After many months of work, the Sisters of the Good Samaritan have unveiled a new website which, according to those who developed it, offers visitors a fresh, contemporary design and an enhanced user experience.
The new-look website was developed by Sydney-based digital agency, Firefly, in collaboration with a small congregational committee.
Congregational Leader Sister Clare Condon said the previous website, developed in 2011, was due for a revamp, aesthetically and structurally, but there was also a need for the site to adapt to the changing needs of the congregation and a rapidly-changing communications environment.
“It is a challenge to keep renewing communications in this high-tech world,” she said.
The congregation’s first website was launched in 1999 and the second generation went live in 2011.
For Clare, it is important that the Sisters of the Good Samaritan have an online presence which reflects their life and mission as Catholic religious women, in a creative and contemporary way.
“We have a website so that we have a profile within the broader Church and society,” she said.
Clare hopes the new website will engage people and provide them with an “up-to-date insight into the Sisters’ commitment, lives and ministries”.

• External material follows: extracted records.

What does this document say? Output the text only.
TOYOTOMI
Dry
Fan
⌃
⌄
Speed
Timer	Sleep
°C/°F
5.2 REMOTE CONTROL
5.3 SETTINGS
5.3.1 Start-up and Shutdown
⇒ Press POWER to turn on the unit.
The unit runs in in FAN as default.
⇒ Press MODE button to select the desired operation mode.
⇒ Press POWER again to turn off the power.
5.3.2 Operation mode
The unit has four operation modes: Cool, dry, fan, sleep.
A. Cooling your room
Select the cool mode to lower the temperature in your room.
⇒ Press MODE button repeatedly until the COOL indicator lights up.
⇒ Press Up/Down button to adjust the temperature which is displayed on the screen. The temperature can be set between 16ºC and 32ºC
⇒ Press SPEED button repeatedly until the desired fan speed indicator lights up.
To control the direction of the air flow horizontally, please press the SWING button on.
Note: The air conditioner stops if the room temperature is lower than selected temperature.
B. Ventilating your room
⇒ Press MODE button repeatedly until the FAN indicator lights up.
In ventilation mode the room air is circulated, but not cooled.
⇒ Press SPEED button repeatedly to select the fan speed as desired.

“For the congregation, I hope it will be another catalyst for connections and sharing,” she said.
The new website includes a revamped latest news and calendar section. The Good Oil, the congregation’s free, monthly e-magazine, which sits within the website, has also had a make-over. Each edition will continue to include news, feature and opinion articles and reflective content, but it’s hoped that readers will appreciate the improved presentation of content and increased functionality of the magazine.
We have a website so that we have a profile within the broader Church and society.
‘Quick-links’ from every page of the website easily connect visitors with other related Good Samaritan entities that have their own online presence, such as the Good Samaritan Foundation, Mount St Benedict Centre, Good Samaritan Education, the Good Samaritan Inn, and Wivenhoe Conservation.
The new website has been optimised for mobile phones and tablets, a much-needed adaptation when people are increasingly using mobile devices to access online content. The website also incorporates the congregation’s social media presence, which at this stage includes Facebook and Twitter.
An important part of the website redevelopment process has been overhauling the Sisters’ intranet facility, their ‘members-only’ information hub, so that it is easier for each sister to navigate. In the near future, oblates will be able to access the intranet, too.
“Our website has internal use as well as external and we hope that the internal section is more accessible and the sisters have told us that it is,” said Sister Catherine McCahill, who worked on the committee to develop the new website.
Like Clare, Catherine sees the congregation’s online presence as an important means to “engage with our contemporary world”, and she hopes the new website will engage with a wider audience.
“It is a site of connection with and between sisters, oblates (women and men who make a commitment to Good Samaritan Benedictine spirituality) and all those with whom we engage in ministry, as friends, or in some other way. We hope that it is a way of sharing our vision and spirituality,” she said.
“Our e-magazine, The Good Oil, is located on the website. This publication provides a vehicle for engagement with several thousand subscribers who are interested in, or share our spirituality, or who want to be part of the ongoing ‘conversation’ with our writers on contemporary issues.”
According to Catherine, feedback so far about the new website has been affirming.
“Sisters and staff have been very positive about the clarity and freshness of the site and the ease of using the intranet,” she said.
Pat Hearity, a Good Samaritan Oblate from Victoria, sent in feedback soon after the website went live.
“Thank you and congratulations to all who developed our new website. It captures the core spirit and service of living the Good Sam Benedictine way in a fractured society,” she said.